For a Lagrangian, ##\mathcal{L}##, in which the ##\phi_{i}## are vector fields the stress-energy-momentum tensor is give by the following coordinate free geometric algebra expression -
$$T(n) = \dot{\nabla}\left < \dot{\phi}_{i}\partial_{\nabla\phi_{i}}\mathcal{L}n\right >-n\mathcal{L}$$
where ##\nabla## is the 4-vector gradient, ##n## a 4-vector, ##\left < A \right >## the scalar part of the multivector ##A##, and the overdot indicating that the partial derivatives of ##\nabla## only operate on ##\phi_{i}##. The question is what is the physical meaning of ##T(n)##?

Without regard to a coordinate system (I only wish to consider special relativity) the stress-energy-momentum tensor defines a linear transformation from a 4-vector to a 4-vector. Let T be the linear transformation then b = T(a), a and b are 4-vectors. What is the physical meaning of a and b or for a and b arbitrary vectors what is the physical meaning of a⋅T(b).

If you have MTW's "Gravitation", look at page 131.

If you let u be the 4-velocity of some observer, then T(u), where T is the stress-energy tensor regarded as a linear map in the manner you suggest, can be regarded as the density of energy-momentum seen by that observer - i.e the amount of energy/momentum contained in a unit volume.

MTW suggests other useful physical interpretations for the stress energy tensor. The other definitions don't use the notion of the tensor as a linear map from a vector to a vector, ##T^a{}_b## as you ask, but rather regard it as a linear map from two vectors to a scalar ##T_{ab}##. It's a bit of a digression to give them all (as well as being more work), so I won't give these interpretations here, unless you are curious and ask.

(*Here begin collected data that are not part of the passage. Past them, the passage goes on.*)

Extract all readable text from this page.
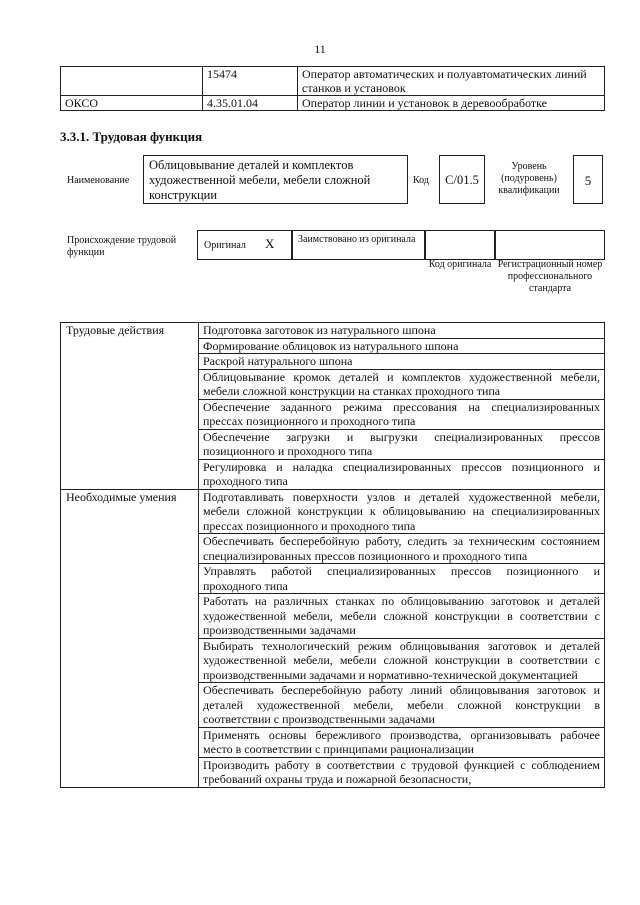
11
	15474	Оператор автоматических и полуавтоматических линий станков и установок
ОКСО	4.35.01.04	Оператор линии и установок в деревообработке
3.3.1. Трудовая функция
Наименование
Облицовывание деталей и комплектов художественной мебели, мебели сложной конструкции
Код	С/01.5
Уровень (подуровень) квалификации
5
Происхождение трудовой функции
Оригинал X Заимствовано из оригинала
Код оригинала Регистрационный номер профессионального стандарта
Трудовые действия	Подготовка заготовок из натурального шпона
	Формирование облицовок из натурального шпона
	Раскрой натурального шпона
	Облицовывание кромок деталей и комплектов художественной мебели, мебели сложной конструкции на станках проходного типа
	Обеспечение заданного режима прессования на специализированных прессах позиционного и проходного типа
	Обеспечение загрузки и выгрузки специализированных прессов позиционного и проходного типа
	Регулировка и наладка специализированных прессов позиционного и проходного типа
Необходимые умения	Подготавливать поверхности узлов и деталей художественной мебели, мебели сложной конструкции к облицовыванию на специализированных прессах позиционного и проходного типа
	Обеспечивать бесперебойную работу, следить за техническим состоянием специализированных прессов позиционного и проходного типа
	Управлять работой специализированных прессов позиционного и проходного типа
	Работать на различных станках по облицовыванию заготовок и деталей художественной мебели, мебели сложной конструкции в соответствии с производственными задачами
	Выбирать технологический режим облицовывания заготовок и деталей художественной мебели, мебели сложной конструкции в соответствии с производственными задачами и нормативно-технической документацией
	Обеспечивать бесперебойную работу линий облицовывания заготовок и деталей художественной мебели, мебели сложной конструкции в соответствии с производственными задачами
	Применять основы бережливого производства, организовывать рабочее место в соответствии с принципами рационализации
	Производить работу в соответствии с трудовой функцией с соблюдением требований охраны труда и пожарной безопасности,
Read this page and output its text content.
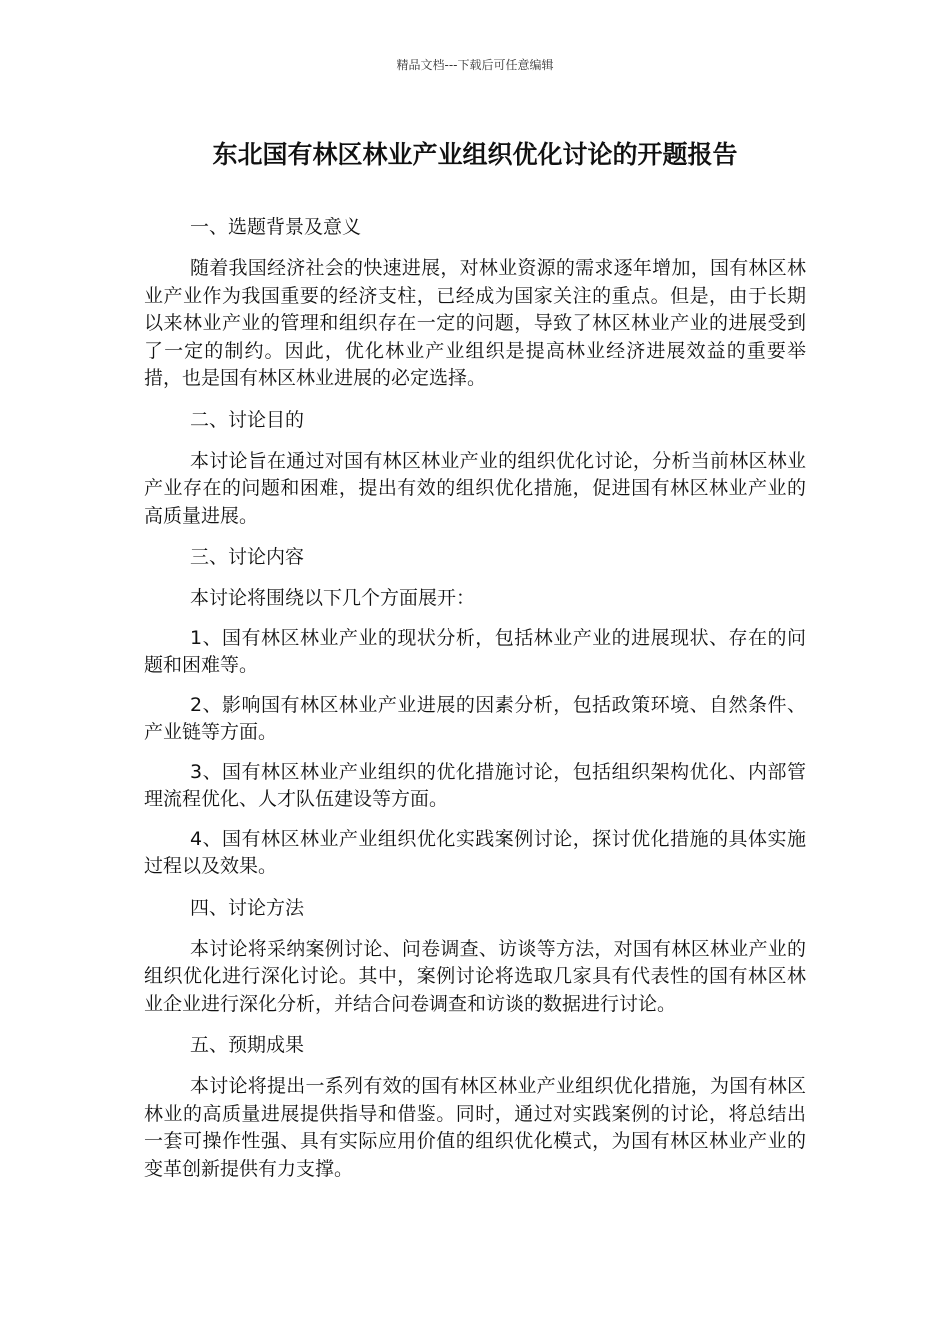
精品文档---下载后可任意编辑
东北国有林区林业产业组织优化讨论的开题报告

一、选题背景及意义

随着我国经济社会的快速进展，对林业资源的需求逐年增加，国有林区林业产业作为我国重要的经济支柱，已经成为国家关注的重点。但是，由于长期以来林业产业的管理和组织存在一定的问题，导致了林区林业产业的进展受到了一定的制约。因此，优化林业产业组织是提高林业经济进展效益的重要举措，也是国有林区林业进展的必定选择。

二、讨论目的

本讨论旨在通过对国有林区林业产业的组织优化讨论，分析当前林区林业产业存在的问题和困难，提出有效的组织优化措施，促进国有林区林业产业的高质量进展。

三、讨论内容

本讨论将围绕以下几个方面展开：

1、国有林区林业产业的现状分析，包括林业产业的进展现状、存在的问题和困难等。

2、影响国有林区林业产业进展的因素分析，包括政策环境、自然条件、产业链等方面。

3、国有林区林业产业组织的优化措施讨论，包括组织架构优化、内部管理流程优化、人才队伍建设等方面。

4、国有林区林业产业组织优化实践案例讨论，探讨优化措施的具体实施过程以及效果。

四、讨论方法

本讨论将采纳案例讨论、问卷调查、访谈等方法，对国有林区林业产业的组织优化进行深化讨论。其中，案例讨论将选取几家具有代表性的国有林区林业企业进行深化分析，并结合问卷调查和访谈的数据进行讨论。

五、预期成果

本讨论将提出一系列有效的国有林区林业产业组织优化措施，为国有林区林业的高质量进展提供指导和借鉴。同时，通过对实践案例的讨论，将总结出一套可操作性强、具有实际应用价值的组织优化模式，为国有林区林业产业的变革创新提供有力支撑。
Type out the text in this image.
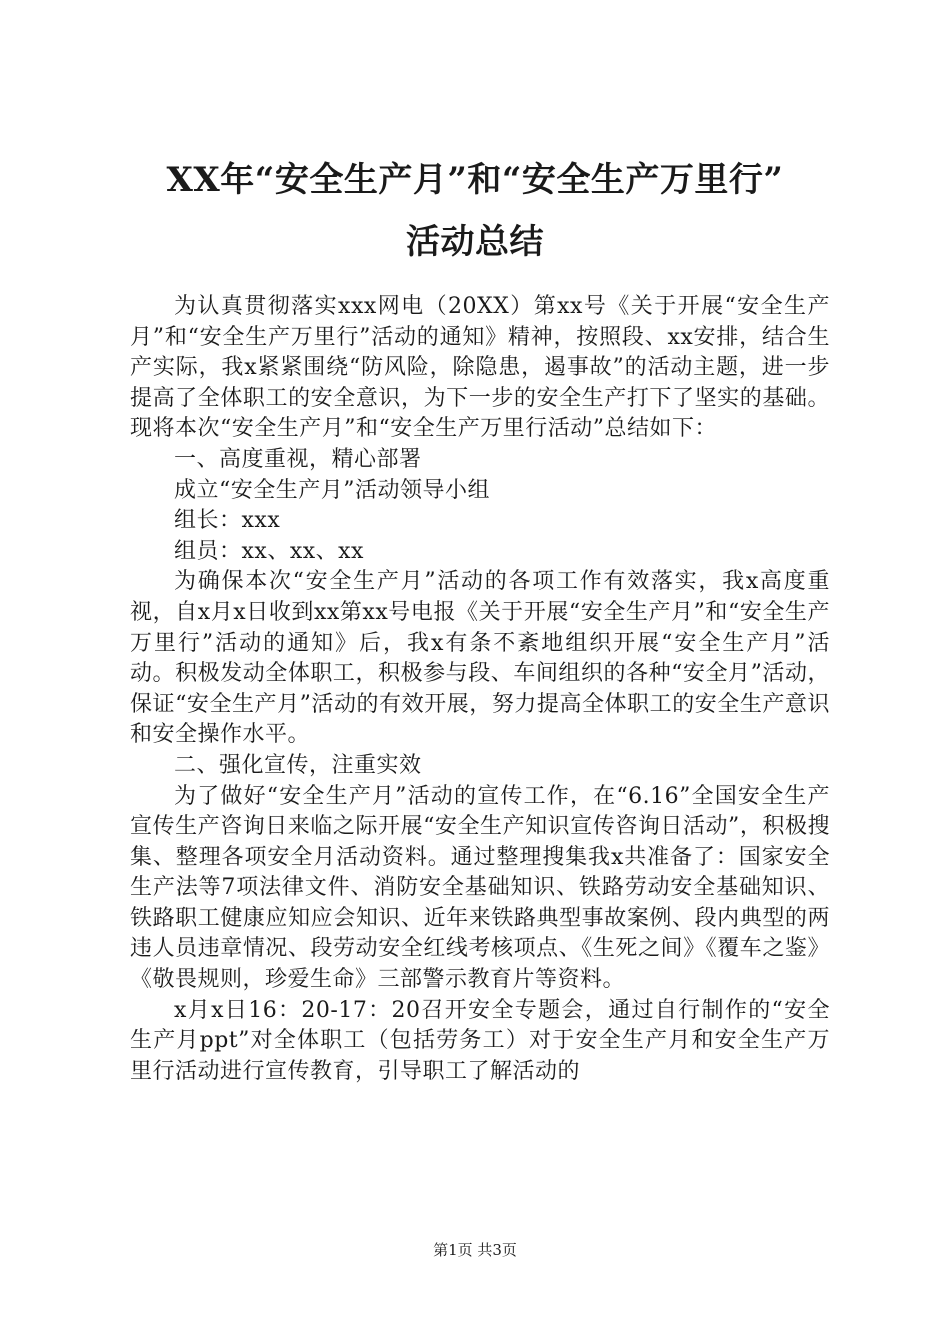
XX年“安全生产月”和“安全生产万里行”
活动总结

为认真贯彻落实xxx网电（20XX）第xx号《关于开展“安全生产月”和“安全生产万里行”活动的通知》精神，按照段、xx安排，结合生产实际，我x紧紧围绕“防风险，除隐患，遏事故”的活动主题，进一步提高了全体职工的安全意识，为下一步的安全生产打下了坚实的基础。现将本次“安全生产月”和“安全生产万里行活动”总结如下：

一、高度重视，精心部署

成立“安全生产月”活动领导小组

组长：xxx

组员：xx、xx、xx

为确保本次“安全生产月”活动的各项工作有效落实，我x高度重视，自x月x日收到xx第xx号电报《关于开展“安全生产月”和“安全生产万里行”活动的通知》后，我x有条不紊地组织开展“安全生产月”活动。积极发动全体职工，积极参与段、车间组织的各种“安全月”活动，保证“安全生产月”活动的有效开展，努力提高全体职工的安全生产意识和安全操作水平。

二、强化宣传，注重实效

为了做好“安全生产月”活动的宣传工作，在“6.16”全国安全生产宣传生产咨询日来临之际开展“安全生产知识宣传咨询日活动”，积极搜集、整理各项安全月活动资料。通过整理搜集我x共准备了：国家安全生产法等7项法律文件、消防安全基础知识、铁路劳动安全基础知识、铁路职工健康应知应会知识、近年来铁路典型事故案例、段内典型的两违人员违章情况、段劳动安全红线考核项点、《生死之间》《覆车之鉴》《敬畏规则，珍爱生命》三部警示教育片等资料。

x月x日16：20-17：20召开安全专题会，通过自行制作的“安全生产月ppt”对全体职工（包括劳务工）对于安全生产月和安全生产万里行活动进行宣传教育，引导职工了解活动的

第1页 共3页
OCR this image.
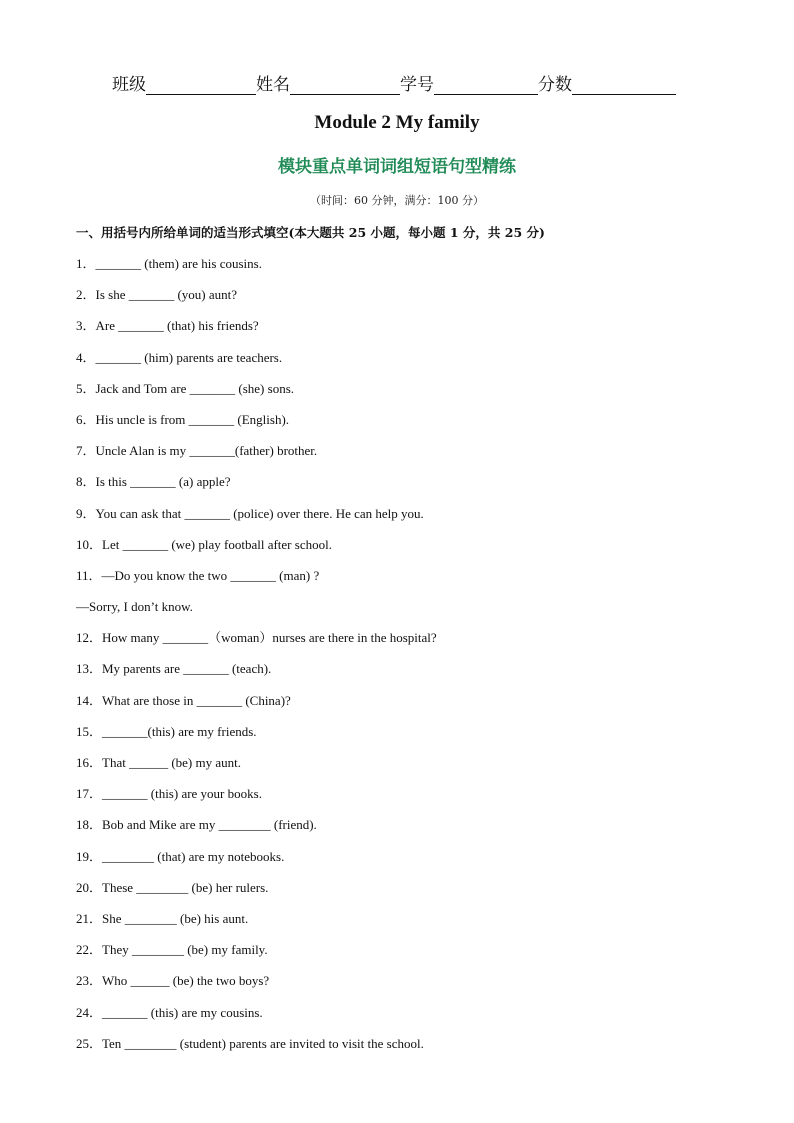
班级	姓名	学号	分数
Module 2 My family
模块重点单词词组短语句型精练
（时间：60 分钟，满分：100 分）
一、用括号内所给单词的适当形式填空(本大题共 25 小题，每小题 1 分，共 25 分)
1．_______ (them) are his cousins.
2．Is she _______ (you) aunt?
3．Are _______ (that) his friends?
4．_______ (him) parents are teachers.
5．Jack and Tom are _______ (she) sons.
6．His uncle is from _______ (English).
7．Uncle Alan is my _______(father) brother.
8．Is this _______ (a) apple?
9．You can ask that _______ (police) over there. He can help you.
10．Let _______ (we) play football after school.
11．—Do you know the two _______ (man) ?
—Sorry, I don’t know.
12．How many _______（woman）nurses are there in the hospital?
13．My parents are _______ (teach).
14．What are those in _______ (China)?
15．_______(this) are my friends.
16．That ______ (be) my aunt.
17．_______ (this) are your books.
18．Bob and Mike are my ________ (friend).
19．________ (that) are my notebooks.
20．These ________ (be) her rulers.
21．She ________ (be) his aunt.
22．They ________ (be) my family.
23．Who ______ (be) the two boys?
24．_______ (this) are my cousins.
25．Ten ________ (student) parents are invited to visit the school.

For a Lagrangian, ##\mathcal{L}##, in which the ##\phi_{i}## are vector fields the stress-energy-momentum tensor is give by the following coordinate free geometric algebra expression -
$$T(n) = \dot{\nabla}\left < \dot{\phi}_{i}\partial_{\nabla\phi_{i}}\mathcal{L}n\right >-n\mathcal{L}$$
where ##\nabla## is the 4-vector gradient, ##n## a 4-vector, ##\left < A \right >## the scalar part of the multivector ##A##, and the overdot indicating that the partial derivatives of ##\nabla## only operate on ##\phi_{i}##. The question is what is the physical meaning of ##T(n)##?
Wow, talking about disgusting notation :D

Instead of giving fancy-pancy coordinate free definition, let's start with the stresstensor of a dust. It is given by

$$T_{ab} = \rho u_a u_b$$

where rho is the energy density and u is the 4-velocity of the dust-particles. If you contract this with the four velocities twice, you get

$$T_{ab} u^a u^b = \rho$$

That's a start of an interpretation, right?

• vanhees71
Thank you pervect. Your answer referencing MTW was exactly what I was looking for.